La mise en place du mécanisme de résolution unique a suscité de nombreux débats et de longues négociations entre les États membres, d'abord sur les modalités de la mutualisation, définies par l'AIG, puis sur le calcul des contributions des banques, défini par des actes d'exécution et délégué. Le point de départ de cette dernière négociation était très défavorable aux banques françaises, qui étaient handicapées par cette particularité de disposer d'un montant total de passif important, assorti d'un montant total de dépôts relativement faible, en raison de la captation de l'épargne par l'épargne réglementée et l'assurance-vie. Estimé, au terme de la négociation, à un montant d'environ 15 milliards d'euros, soit un niveau proche de la contribution des banques allemandes, le montant des contributions des banques françaises reste important au regard, non seulement, de leurs faibles risques, tels que mesurés par les récents tests de résistance conduits par la Banque centrale européenne et de l'Autorité bancaire européenne, mais aussi de la faible probabilité que la résolution des établissements français puisse être utilement financée par un fonds de résolution disposant de seulement 55 milliards d'euros à horizon 2024.
Le mécanisme de résolution unique et, par conséquent, la ratification de l'accord intergouvernemental sont absolument nécessaires pour permettre la stabilité de la zone euro et garantir la solidité du paysage bancaire européen.
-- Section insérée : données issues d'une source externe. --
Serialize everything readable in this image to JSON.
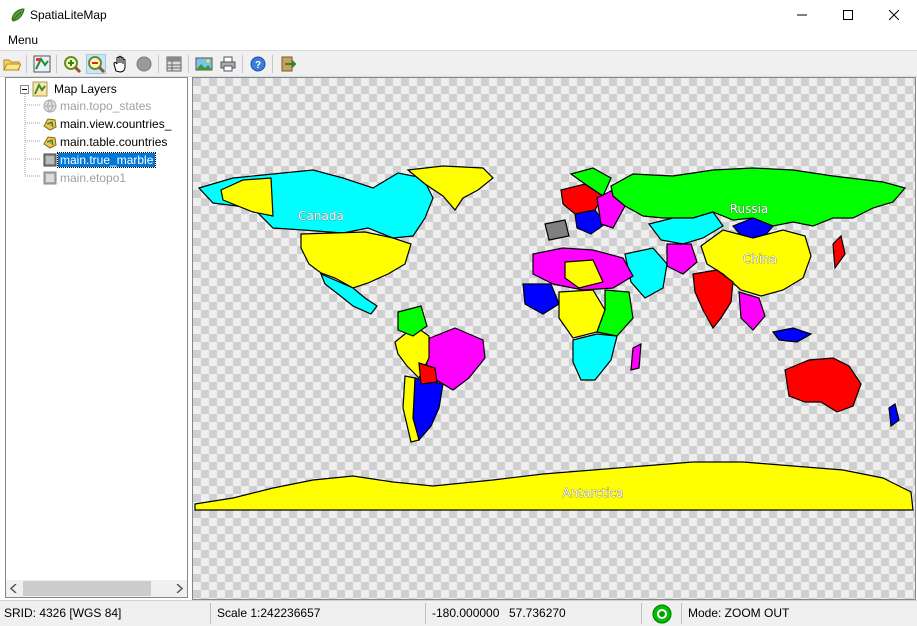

Pour autant, la vigilance du Parlement français s'impose afin de s'assurer que cette stabilité et cette solidité ne se fassent pas au détriment du financement de l'économie française par les banques françaises .
Souscrivant à l'objectif d'organiser une gestion commune des crises bancaires au sein de la zone euro et d'en mutualiser, quoique progressivement, le financement au travers d'un fonds de résolution unique, votre commission des finances vous propose donc d'adopter le présent projet de loi . Elle l'a cependant complété d'un article additionnel visant à prévoir que le Parlement est annuellement informé des conditions de mise en place de ce dispositif ainsi que de celui de garantie des dépôts, afin de mesurer précisément les conséquences de ces règles européennes sur le bilan des banques françaises et le financement des entreprises.
* 1 Déclaration finale du sommet du G 20 à Pittsburgh, 24 et 25 septembre 2009.